Professor Steve Field CBE FRCP FFPH FRCGP 

Chief Inspector of General Practice

21 January 2015

During a routine inspection

Letter from the Chief Inspector of General Practice

We carried out an announced comprehensive inspection at Meadow View Surgery on 21 January 2015. Overall the practice is rated as requires improvement.

Specifically, we found the practice to be good for providing effective, caring and responsive services. It was rated as requires improvement for providing safe and well-led services.
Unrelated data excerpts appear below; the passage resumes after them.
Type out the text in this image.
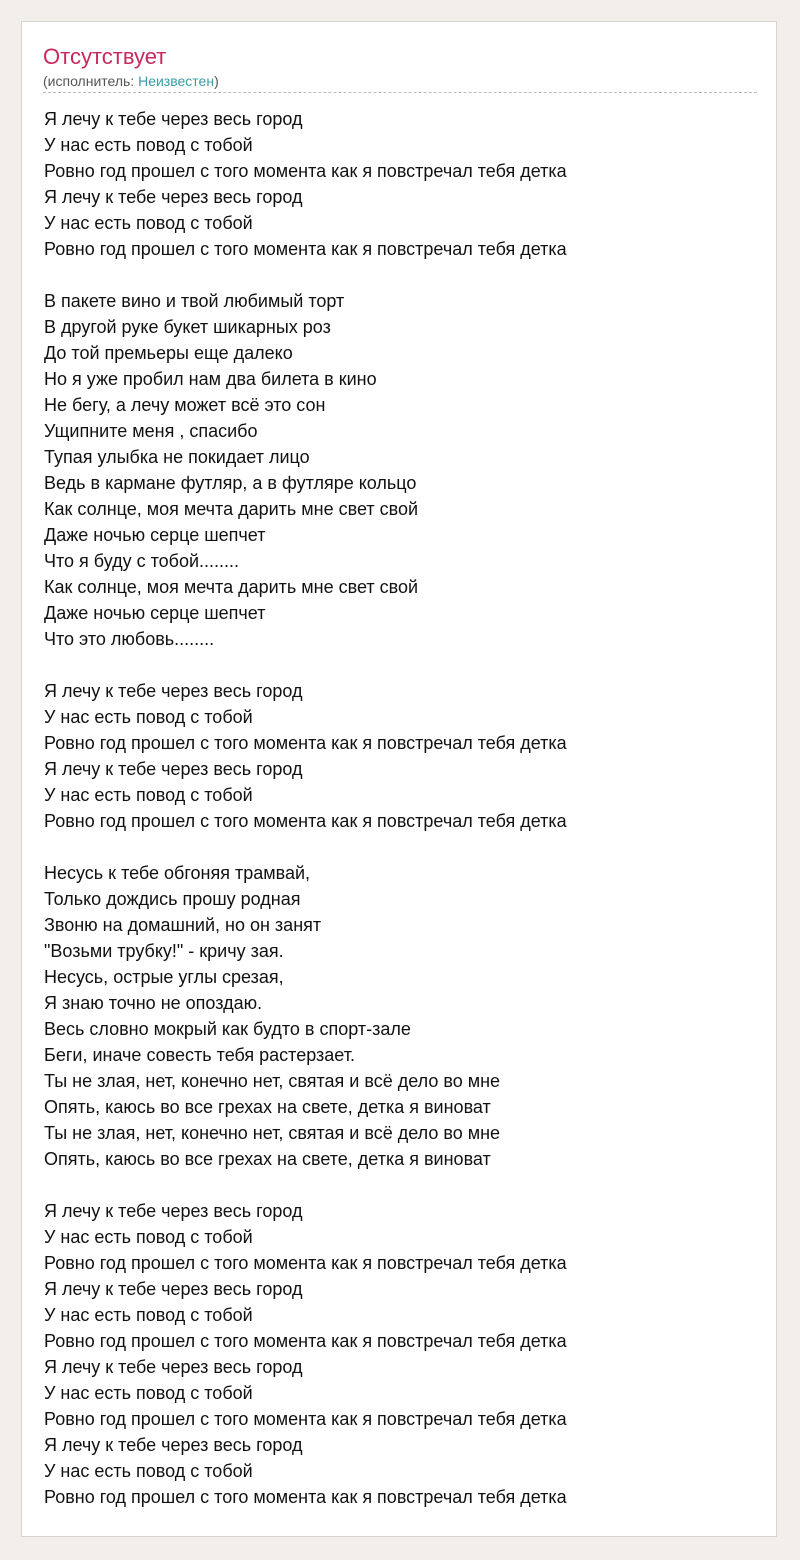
Отсутствует
(исполнитель: Неизвестен)
Я лечу к тебе через весь город
У нас есть повод с тобой
Ровно год прошел с того момента как я повстречал тебя детка
Я лечу к тебе через весь город
У нас есть повод с тобой
Ровно год прошел с того момента как я повстречал тебя детка
В пакете вино и твой любимый торт
В другой руке букет шикарных роз
До той премьеры еще далеко
Но я уже пробил нам два билета в кино
Не бегу, а лечу может всё это сон
Ущипните меня , спасибо
Тупая улыбка не покидает лицо
Ведь в кармане футляр, а в футляре кольцо
Как солнце, моя мечта дарить мне свет свой
Даже ночью серце шепчет
Что я буду с тобой........
Как солнце, моя мечта дарить мне свет свой
Даже ночью серце шепчет
Что это любовь........
Я лечу к тебе через весь город
У нас есть повод с тобой
Ровно год прошел с того момента как я повстречал тебя детка
Я лечу к тебе через весь город
У нас есть повод с тобой
Ровно год прошел с того момента как я повстречал тебя детка
Несусь к тебе обгоняя трамвай,
Только дождись прошу родная
Звоню на домашний, но он занят
"Возьми трубку!" - кричу зая.
Несусь, острые углы срезая,
Я знаю точно не опоздаю.
Весь словно мокрый как будто в спорт-зале
Беги, иначе совесть тебя растерзает.
Ты не злая, нет, конечно нет, святая и всё дело во мне
Опять, каюсь во все грехах на свете, детка я виноват
Ты не злая, нет, конечно нет, святая и всё дело во мне
Опять, каюсь во все грехах на свете, детка я виноват
Я лечу к тебе через весь город
У нас есть повод с тобой
Ровно год прошел с того момента как я повстречал тебя детка
Я лечу к тебе через весь город
У нас есть повод с тобой
Ровно год прошел с того момента как я повстречал тебя детка
Я лечу к тебе через весь город
У нас есть повод с тобой
Ровно год прошел с того момента как я повстречал тебя детка
Я лечу к тебе через весь город
У нас есть повод с тобой
Ровно год прошел с того момента как я повстречал тебя детка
It was rated as requires improvement for providing services to the six population groups we report on: Older people; People with long-term conditions; Families, children and young people; Working age people (including those recently retired and students); People whose circumstances may make them Vulnerable and People experiencing poor mental health (including dementia).

Our key findings across all the areas we inspected were as follows:

  • Staff understood and fulfilled their responsibilities to raise concerns, and to report incidents and near misses.
  • Some risks to patients were assessed, however not all risk assessments were recorded.
  • Risks relating to infection control and emergency equipment had not been carried out.
  • Formal systems for checking medicines were not in place.
  • Not all staff had received training appropriate to their roles, for example in infection control, fire safety, and chaperoning.
  • Performance data showed patient outcomes were similar to averages for the locality, and we saw evidence that the practice were driving improvement in performance to improve patient outcomes.
  • Patients said they were treated with compassion, dignity and respect and that they were involved in their care and decisions about their treatment.
  • The practice had sought feedback from staff, patients, and the patient participation group, and had acted upon that feedback.
  • The practice was above the CCG average for the number of patients who were satisfied with consultations with the GPs and nurses.
  • Information about services and how to complain was available and easy to understand.
  • Urgent appointments were usually available on the day they were requested.
  • The practice had a number of policies and procedures to govern activity, and staff were aware of how to locate these.
  • There were regular practice meetings and minutes were recorded.

Importantly, the provider must:

  • Ensure confidential patient records are stored securely.
  • Ensure that all electrical equipment is regularly tested for electrical safety.
  • Complete a comprehensive risk assessment to manage infection prevention and control, and provide staff with training relevant to their roles.
  • Have a formal system in place to show that the expiry dates for all medicines in the practice have been checked.

In addition the provider should:

  • Ensure all staff who act as a chaperone to patients are suitably trained.
  • Ensure an automated external defibrillator (AED) is available, or undertake a risk assessment if a decision is made to not have an AED on-site.
  • Ensure staff are up to date with fire safety training.
  • Formalise the practice’s vision and values and share these with patients and staff.